Free and open to the public, Mitchell’s talk on “Ethnic Studies at 50: Reflections on Knowledge and Power” will be held at 6 p.m. on Tuesday, Sept. 10, in Klingenstein Lounge, Campus Center.
In 1969, a collective composed primarily of activist students of color at San Francisco State University agreed to end what remains to this day the longest continuous student strike in the history of the United States. The strike led to the official establishment of the first ethnic studies program in higher education.
In his presentation, Mitchell will return to the scene of the strike.
“I want to not only consider its historical significance and the lessons it might offer us today, but also argue that honoring this legacy involves appreciating our distance from it,” said Mitchell. “Our present moment of racial terror, mainstream neofascism and liberation dreaming needs a different understanding of the relationship between knowledge and power and a new strategy for using higher education for emancipatory purposes.”
Mitchell teaches in the Department of Feminist Studies and the Program in Critical Race and Ethnic Studies at the University of California-Santa Cruz. His research involves investigating the social arrangements of knowledge and the work of knowledge in shaping social worlds.

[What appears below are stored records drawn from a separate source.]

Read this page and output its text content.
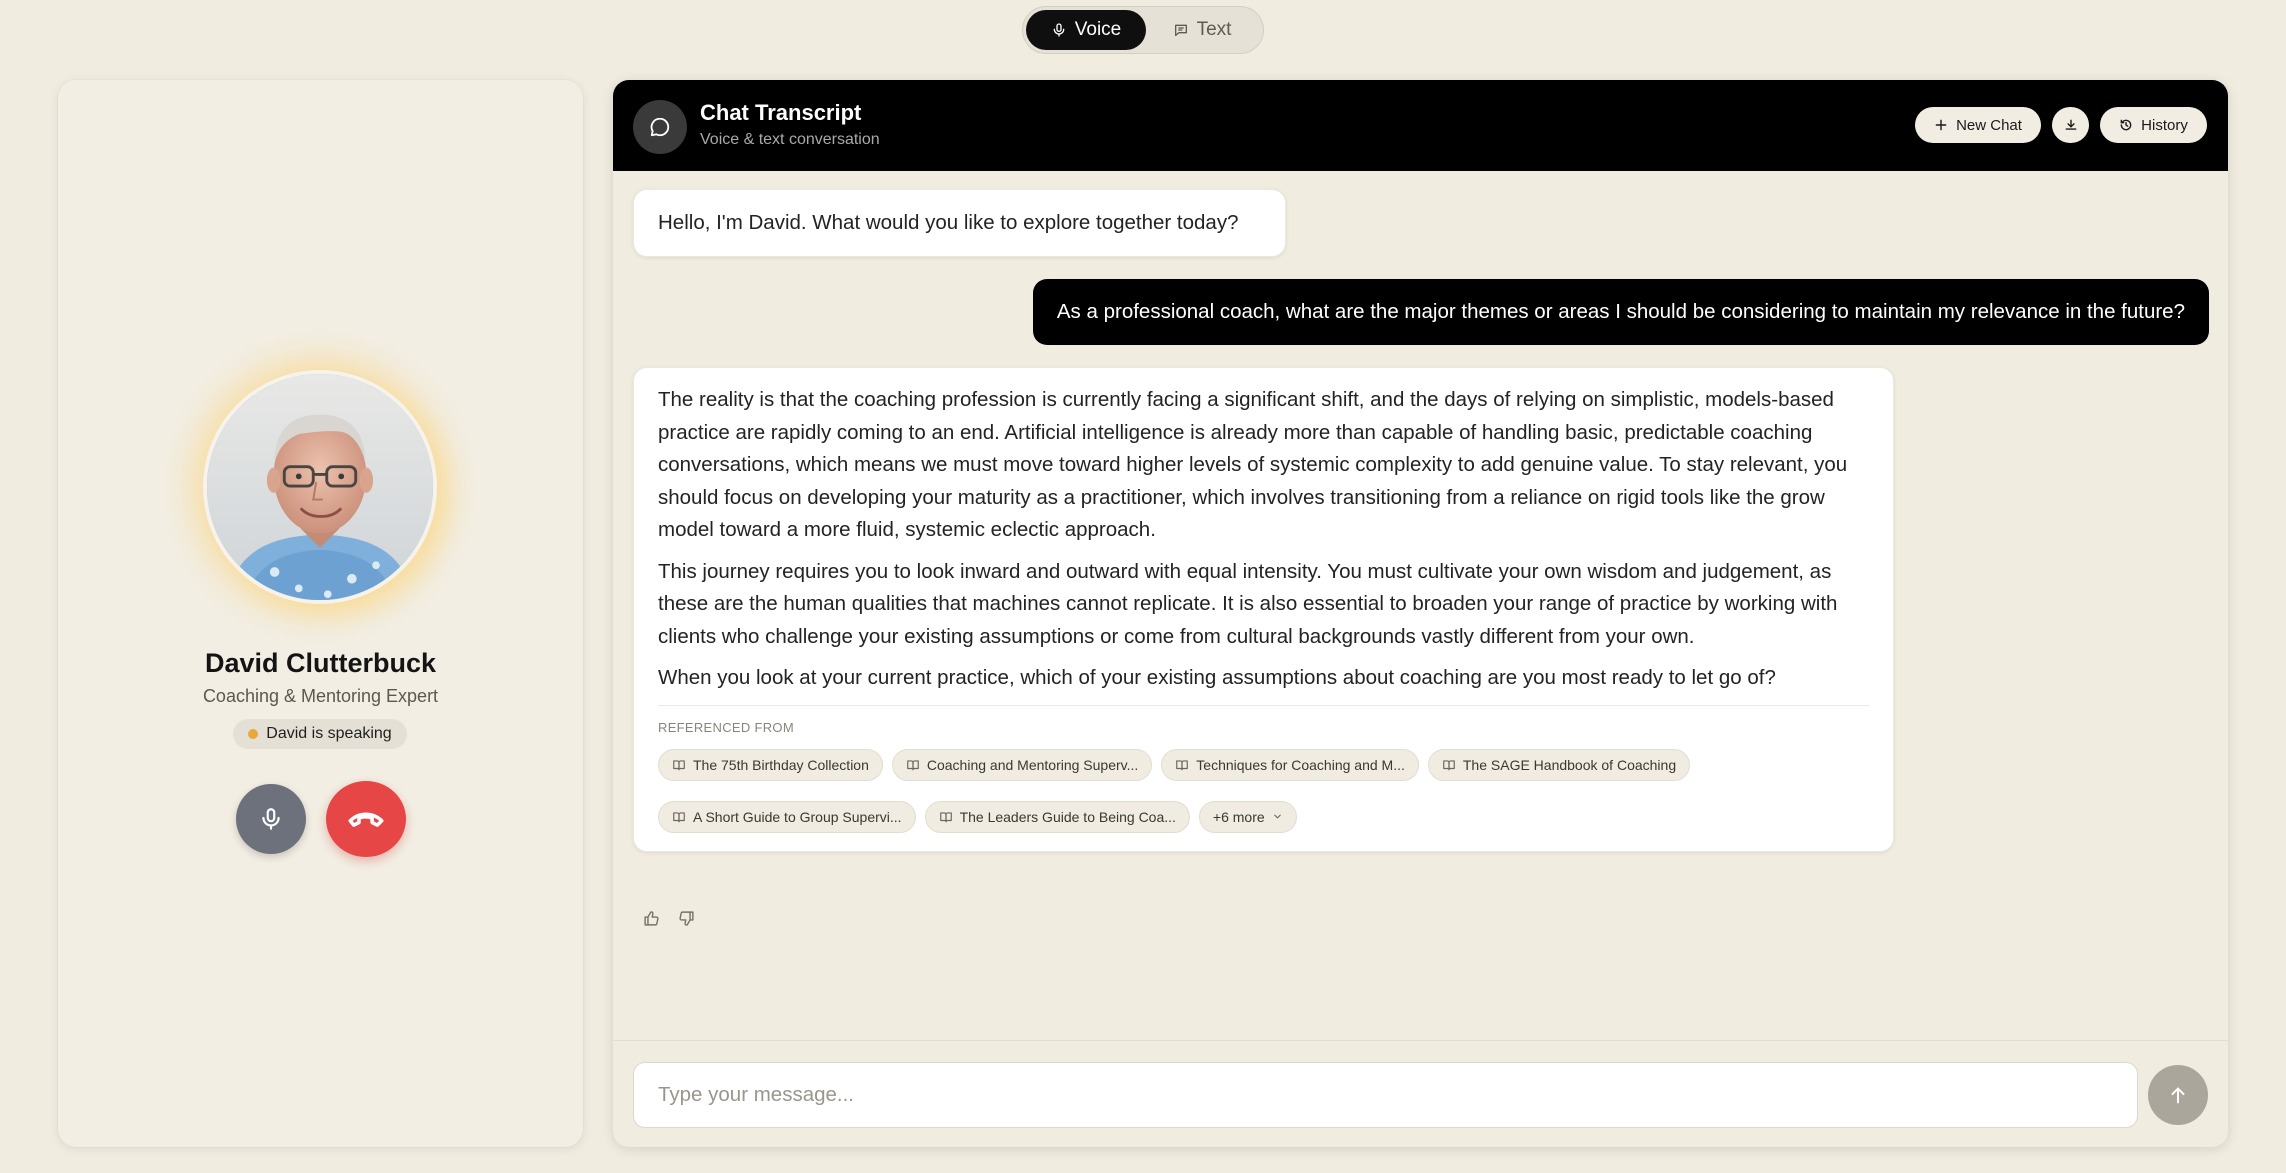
Voice	Text
David Clutterbuck
Coaching & Mentoring Expert
David is speaking
Chat Transcript
Voice & text conversation
New Chat	History
Hello, I'm David. What would you like to explore together today?
As a professional coach, what are the major themes or areas I should be considering to maintain my relevance in the future?

The reality is that the coaching profession is currently facing a significant shift, and the days of relying on simplistic, models-based practice are rapidly coming to an end. Artificial intelligence is already more than capable of handling basic, predictable coaching conversations, which means we must move toward higher levels of systemic complexity to add genuine value. To stay relevant, you should focus on developing your maturity as a practitioner, which involves transitioning from a reliance on rigid tools like the grow model toward a more fluid, systemic eclectic approach.

This journey requires you to look inward and outward with equal intensity. You must cultivate your own wisdom and judgement, as these are the human qualities that machines cannot replicate. It is also essential to broaden your range of practice by working with clients who challenge your existing assumptions or come from cultural backgrounds vastly different from your own.

When you look at your current practice, which of your existing assumptions about coaching are you most ready to let go of?

REFERENCED FROM
The 75th Birthday Collection	Coaching and Mentoring Superv...	Techniques for Coaching and M...	The SAGE Handbook of Coaching
A Short Guide to Group Supervi...	The Leaders Guide to Being Coa...	+6 more
Type your message...
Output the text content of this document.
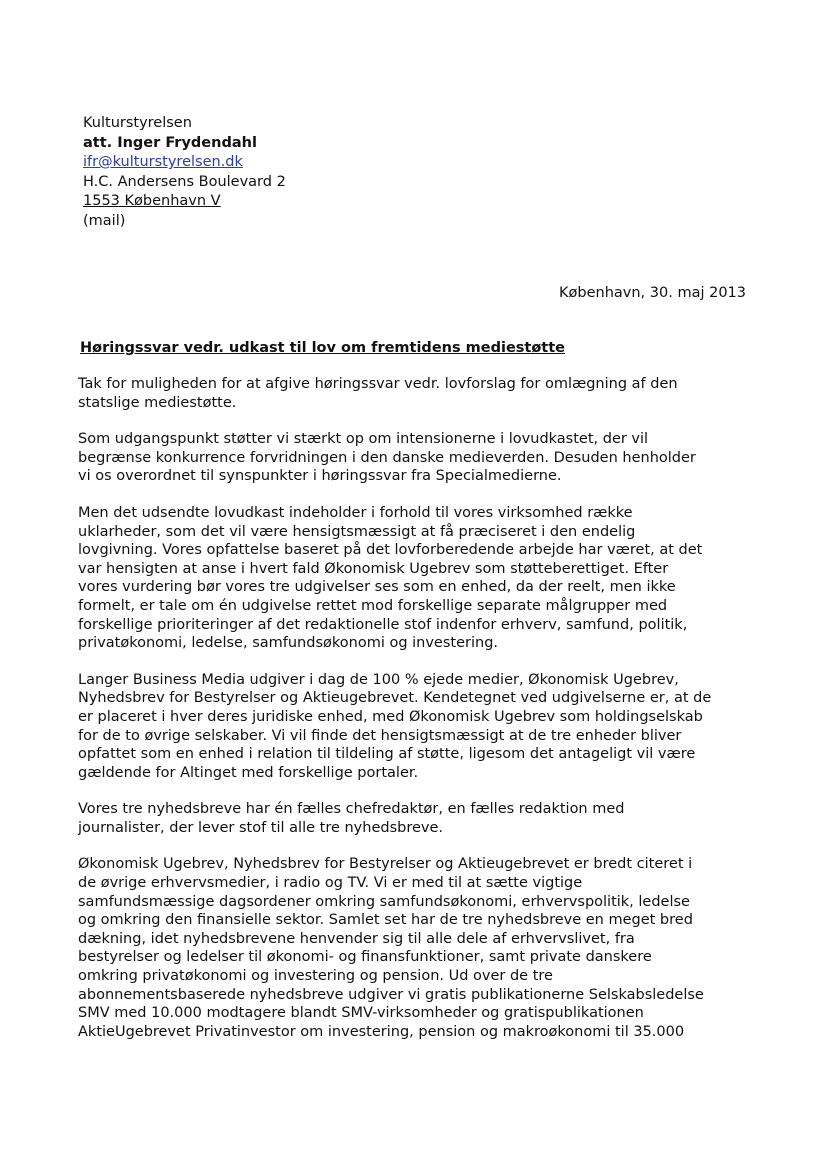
Kulturstyrelsen
att. Inger Frydendahl
ifr@kulturstyrelsen.dk
H.C. Andersens Boulevard 2
1553 København V
(mail)
København, 30. maj 2013
Høringssvar vedr. udkast til lov om fremtidens mediestøtte
Tak for muligheden for at afgive høringssvar vedr. lovforslag for omlægning af den
statslige mediestøtte.
Som udgangspunkt støtter vi stærkt op om intensionerne i lovudkastet, der vil
begrænse konkurrence forvridningen i den danske medieverden. Desuden henholder
vi os overordnet til synspunkter i høringssvar fra Specialmedierne.
Men det udsendte lovudkast indeholder i forhold til vores virksomhed række
uklarheder, som det vil være hensigtsmæssigt at få præciseret i den endelig
lovgivning. Vores opfattelse baseret på det lovforberedende arbejde har været, at det
var hensigten at anse i hvert fald Økonomisk Ugebrev som støtteberettiget. Efter
vores vurdering bør vores tre udgivelser ses som en enhed, da der reelt, men ikke
formelt, er tale om én udgivelse rettet mod forskellige separate målgrupper med
forskellige prioriteringer af det redaktionelle stof indenfor erhverv, samfund, politik,
privatøkonomi, ledelse, samfundsøkonomi og investering.
Langer Business Media udgiver i dag de 100 % ejede medier, Økonomisk Ugebrev,
Nyhedsbrev for Bestyrelser og Aktieugebrevet. Kendetegnet ved udgivelserne er, at de
er placeret i hver deres juridiske enhed, med Økonomisk Ugebrev som holdingselskab
for de to øvrige selskaber. Vi vil finde det hensigtsmæssigt at de tre enheder bliver
opfattet som en enhed i relation til tildeling af støtte, ligesom det antageligt vil være
gældende for Altinget med forskellige portaler.
Vores tre nyhedsbreve har én fælles chefredaktør, en fælles redaktion med
journalister, der lever stof til alle tre nyhedsbreve.
Økonomisk Ugebrev, Nyhedsbrev for Bestyrelser og Aktieugebrevet er bredt citeret i
de øvrige erhvervsmedier, i radio og TV. Vi er med til at sætte vigtige
samfundsmæssige dagsordener omkring samfundsøkonomi, erhvervspolitik, ledelse
og omkring den finansielle sektor. Samlet set har de tre nyhedsbreve en meget bred
dækning, idet nyhedsbrevene henvender sig til alle dele af erhvervslivet, fra
bestyrelser og ledelser til økonomi- og finansfunktioner, samt private danskere
omkring privatøkonomi og investering og pension. Ud over de tre
abonnementsbaserede nyhedsbreve udgiver vi gratis publikationerne Selskabsledelse
SMV med 10.000 modtagere blandt SMV-virksomheder og gratispublikationen
AktieUgebrevet Privatinvestor om investering, pension og makroøkonomi til 35.000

The Center for the Study of Culture, Race, and Ethnicity (CSCRE) delivers a curriculum focused primarily on African-, Latino/a-, Asian-, and Native-American (ALANA) people in the United States, who are usually marginalized, under-represented and/or misrepresented in the normative curriculum. CSCRE also fosters critical dialogues on race through its Discussion Series, which brings speakers, artists and performers to campus each year.